Although numerous predictors of mortality hazard in later life have been identified, the precise relationship between life satisfaction and mortality hazards among elderly people remains unclear.Purpose:
The purpose of this study was to examine and compare the relationship between life satisfaction and mortality hazards among elderly people in the United Kingdom and Taiwan.Methods:
Data were derived from the 1989 surveys of the Nottingham Longitudinal Study of Activity and Ageing (NLSAA) and the Survey of Health and Living Status of the Elderly in Taiwan (SHLSET).
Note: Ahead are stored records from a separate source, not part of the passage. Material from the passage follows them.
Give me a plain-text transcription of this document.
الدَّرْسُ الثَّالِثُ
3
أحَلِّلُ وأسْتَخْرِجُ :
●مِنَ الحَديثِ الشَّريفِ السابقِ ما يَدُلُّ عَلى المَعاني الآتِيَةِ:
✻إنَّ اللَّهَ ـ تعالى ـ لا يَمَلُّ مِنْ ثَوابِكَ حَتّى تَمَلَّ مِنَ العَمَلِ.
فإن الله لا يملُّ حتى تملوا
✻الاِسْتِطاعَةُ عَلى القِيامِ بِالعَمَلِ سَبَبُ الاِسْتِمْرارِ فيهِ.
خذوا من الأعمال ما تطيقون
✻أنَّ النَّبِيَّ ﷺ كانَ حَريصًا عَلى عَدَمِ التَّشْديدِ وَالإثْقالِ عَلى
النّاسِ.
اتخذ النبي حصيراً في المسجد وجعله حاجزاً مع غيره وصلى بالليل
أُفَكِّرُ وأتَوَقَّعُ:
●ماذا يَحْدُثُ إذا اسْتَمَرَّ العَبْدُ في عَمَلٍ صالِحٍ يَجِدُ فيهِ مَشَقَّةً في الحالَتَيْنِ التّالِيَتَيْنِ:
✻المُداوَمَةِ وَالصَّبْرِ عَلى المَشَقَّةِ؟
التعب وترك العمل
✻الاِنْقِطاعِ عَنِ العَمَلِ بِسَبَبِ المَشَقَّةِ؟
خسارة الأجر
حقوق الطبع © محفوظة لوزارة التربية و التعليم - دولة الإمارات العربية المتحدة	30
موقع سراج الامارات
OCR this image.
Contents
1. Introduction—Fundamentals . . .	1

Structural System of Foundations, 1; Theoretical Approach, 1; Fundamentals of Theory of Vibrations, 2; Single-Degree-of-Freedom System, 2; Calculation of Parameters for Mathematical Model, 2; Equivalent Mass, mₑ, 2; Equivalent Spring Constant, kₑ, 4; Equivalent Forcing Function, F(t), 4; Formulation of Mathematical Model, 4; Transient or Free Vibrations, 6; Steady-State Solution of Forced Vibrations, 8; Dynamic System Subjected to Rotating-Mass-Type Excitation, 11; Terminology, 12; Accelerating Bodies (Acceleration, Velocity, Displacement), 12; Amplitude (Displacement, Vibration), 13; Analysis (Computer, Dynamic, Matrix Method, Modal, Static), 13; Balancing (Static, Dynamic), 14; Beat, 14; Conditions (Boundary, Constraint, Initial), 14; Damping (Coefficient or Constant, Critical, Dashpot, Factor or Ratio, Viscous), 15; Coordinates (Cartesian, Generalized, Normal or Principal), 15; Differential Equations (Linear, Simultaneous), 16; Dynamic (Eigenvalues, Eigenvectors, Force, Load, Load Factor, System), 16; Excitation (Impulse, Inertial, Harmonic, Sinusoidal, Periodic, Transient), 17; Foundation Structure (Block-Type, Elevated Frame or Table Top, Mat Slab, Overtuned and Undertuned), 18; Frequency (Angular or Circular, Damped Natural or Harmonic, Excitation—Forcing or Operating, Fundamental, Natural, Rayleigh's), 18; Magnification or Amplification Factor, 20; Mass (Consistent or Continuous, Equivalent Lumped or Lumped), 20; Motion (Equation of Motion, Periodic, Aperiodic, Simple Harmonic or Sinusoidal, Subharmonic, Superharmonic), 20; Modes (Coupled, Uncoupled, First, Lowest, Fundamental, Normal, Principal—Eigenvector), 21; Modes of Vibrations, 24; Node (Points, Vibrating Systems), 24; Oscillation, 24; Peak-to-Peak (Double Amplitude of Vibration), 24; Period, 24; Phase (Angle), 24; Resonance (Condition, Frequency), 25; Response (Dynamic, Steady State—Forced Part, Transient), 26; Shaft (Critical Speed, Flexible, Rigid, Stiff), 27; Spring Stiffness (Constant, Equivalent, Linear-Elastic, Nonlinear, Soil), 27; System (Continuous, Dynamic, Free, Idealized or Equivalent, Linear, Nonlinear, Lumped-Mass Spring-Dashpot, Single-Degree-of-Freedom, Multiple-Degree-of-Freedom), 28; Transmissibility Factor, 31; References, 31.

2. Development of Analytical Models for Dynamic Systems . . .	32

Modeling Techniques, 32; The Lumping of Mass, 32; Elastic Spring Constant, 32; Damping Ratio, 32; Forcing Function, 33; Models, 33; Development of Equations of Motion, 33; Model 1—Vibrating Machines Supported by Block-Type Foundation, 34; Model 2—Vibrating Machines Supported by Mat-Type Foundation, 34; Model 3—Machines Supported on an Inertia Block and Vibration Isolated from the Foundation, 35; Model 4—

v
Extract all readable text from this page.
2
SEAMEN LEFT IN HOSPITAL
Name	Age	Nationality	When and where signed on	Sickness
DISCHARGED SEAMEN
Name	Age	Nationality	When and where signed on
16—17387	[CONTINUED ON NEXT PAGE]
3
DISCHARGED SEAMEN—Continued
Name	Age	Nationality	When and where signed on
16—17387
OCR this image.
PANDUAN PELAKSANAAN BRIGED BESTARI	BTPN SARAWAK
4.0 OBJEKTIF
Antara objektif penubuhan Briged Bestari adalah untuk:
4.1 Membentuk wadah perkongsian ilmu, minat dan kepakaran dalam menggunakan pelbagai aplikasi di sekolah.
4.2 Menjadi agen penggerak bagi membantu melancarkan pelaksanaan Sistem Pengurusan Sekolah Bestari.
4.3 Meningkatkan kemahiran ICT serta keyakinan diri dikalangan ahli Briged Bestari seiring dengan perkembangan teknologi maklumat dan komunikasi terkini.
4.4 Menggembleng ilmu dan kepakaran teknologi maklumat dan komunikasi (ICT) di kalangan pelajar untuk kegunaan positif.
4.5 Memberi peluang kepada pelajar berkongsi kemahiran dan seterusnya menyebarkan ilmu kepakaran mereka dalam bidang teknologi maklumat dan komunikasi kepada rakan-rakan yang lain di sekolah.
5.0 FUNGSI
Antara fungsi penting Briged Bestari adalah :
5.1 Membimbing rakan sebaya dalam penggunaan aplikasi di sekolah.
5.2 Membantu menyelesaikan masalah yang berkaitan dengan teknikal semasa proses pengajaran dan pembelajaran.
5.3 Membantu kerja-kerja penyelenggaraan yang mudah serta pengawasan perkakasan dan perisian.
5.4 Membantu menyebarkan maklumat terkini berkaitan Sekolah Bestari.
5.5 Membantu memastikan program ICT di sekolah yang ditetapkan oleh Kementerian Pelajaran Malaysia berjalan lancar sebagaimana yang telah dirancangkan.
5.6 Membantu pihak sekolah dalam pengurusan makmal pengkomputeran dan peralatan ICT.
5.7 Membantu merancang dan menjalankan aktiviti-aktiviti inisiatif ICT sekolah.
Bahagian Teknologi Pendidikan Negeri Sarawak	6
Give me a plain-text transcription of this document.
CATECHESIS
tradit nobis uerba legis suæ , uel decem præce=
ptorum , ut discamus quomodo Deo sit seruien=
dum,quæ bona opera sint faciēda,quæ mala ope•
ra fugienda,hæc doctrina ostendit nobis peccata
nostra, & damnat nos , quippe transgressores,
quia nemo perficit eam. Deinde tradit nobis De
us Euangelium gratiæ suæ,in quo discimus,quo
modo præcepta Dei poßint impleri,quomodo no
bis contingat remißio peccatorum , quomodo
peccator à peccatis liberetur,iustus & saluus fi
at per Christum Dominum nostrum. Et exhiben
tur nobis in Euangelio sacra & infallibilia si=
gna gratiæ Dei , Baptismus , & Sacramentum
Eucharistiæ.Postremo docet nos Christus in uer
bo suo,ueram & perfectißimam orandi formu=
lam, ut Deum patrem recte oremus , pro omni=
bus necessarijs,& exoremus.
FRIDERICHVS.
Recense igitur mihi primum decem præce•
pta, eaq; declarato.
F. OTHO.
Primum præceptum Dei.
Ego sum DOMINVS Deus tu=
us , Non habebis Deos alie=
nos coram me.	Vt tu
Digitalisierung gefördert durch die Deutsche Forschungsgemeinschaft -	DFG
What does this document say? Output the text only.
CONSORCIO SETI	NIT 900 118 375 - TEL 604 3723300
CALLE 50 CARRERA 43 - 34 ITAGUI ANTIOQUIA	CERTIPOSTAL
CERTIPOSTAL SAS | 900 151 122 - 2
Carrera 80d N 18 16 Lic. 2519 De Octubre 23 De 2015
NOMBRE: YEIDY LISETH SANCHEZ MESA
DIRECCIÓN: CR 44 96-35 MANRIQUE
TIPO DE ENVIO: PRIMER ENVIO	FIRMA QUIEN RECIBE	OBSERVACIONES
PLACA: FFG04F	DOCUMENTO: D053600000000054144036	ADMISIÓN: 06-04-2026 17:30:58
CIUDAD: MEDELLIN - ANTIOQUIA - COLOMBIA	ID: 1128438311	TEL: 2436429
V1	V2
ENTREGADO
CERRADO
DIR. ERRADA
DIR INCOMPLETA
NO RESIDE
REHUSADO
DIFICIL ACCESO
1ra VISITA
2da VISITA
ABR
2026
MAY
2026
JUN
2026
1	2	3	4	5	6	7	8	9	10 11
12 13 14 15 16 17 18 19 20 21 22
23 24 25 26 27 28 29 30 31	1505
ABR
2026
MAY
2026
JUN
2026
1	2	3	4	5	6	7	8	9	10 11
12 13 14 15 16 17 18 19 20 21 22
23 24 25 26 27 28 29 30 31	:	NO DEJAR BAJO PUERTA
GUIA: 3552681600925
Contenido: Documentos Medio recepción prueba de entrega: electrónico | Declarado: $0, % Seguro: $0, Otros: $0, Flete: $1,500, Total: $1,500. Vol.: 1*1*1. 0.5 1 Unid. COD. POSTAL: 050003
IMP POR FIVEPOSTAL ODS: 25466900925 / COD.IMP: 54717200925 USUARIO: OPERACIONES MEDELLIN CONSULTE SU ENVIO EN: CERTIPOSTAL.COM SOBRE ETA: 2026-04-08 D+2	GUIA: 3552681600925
Following data harmonization, the samples included 690 individuals from the NLSAA and 1,438 individuals from SHLSET. Cox proportional hazards regression was used to determine the relationship between life satisfaction in 1989 and 14-year mortality hazard among elderly people in the two samples, first, in unadjusted models and then adjusting covariates for demographic, physical health, psychological health, and social engagement.Results:
Higher life satisfaction was significantly associated with a reduced 14-year mortality hazard in unadjusted models in both the United Kingdom (hazard ratio = 0.990; 95% confidence interval [0.986, 0.995], p < .001) and Taiwan (hazard ratio = 0.994, 95% confidence interval [0.990, 0.997], p < .001). After adjusting for demographic, physical health, psychological health, and social engagement variables, life satisfaction remained significantly associated with mortality hazard in the United Kingdom, but not in Taiwan.Conclusions:
This research confirms previous research showing higher life satisfaction as associated with improved survival among elderly people in the United Kingdom. Contrary to expectation, life satisfaction was not a predictor for mortality outcomes in the Taiwan sample when physical, psychological, and social predictors were included, although a baseline assessment showed that life satisfaction is important to predicting long-term survival among community-dwelling elderly people in both countries. The observed association between life satisfaction and mortality hazards may be attributed to common underlying causes such as self-rated health integration and/or health problems. Improving life satisfaction by promoting agents of health or other aspects of well-being and quality of life could have important long-term benefits for elderly people.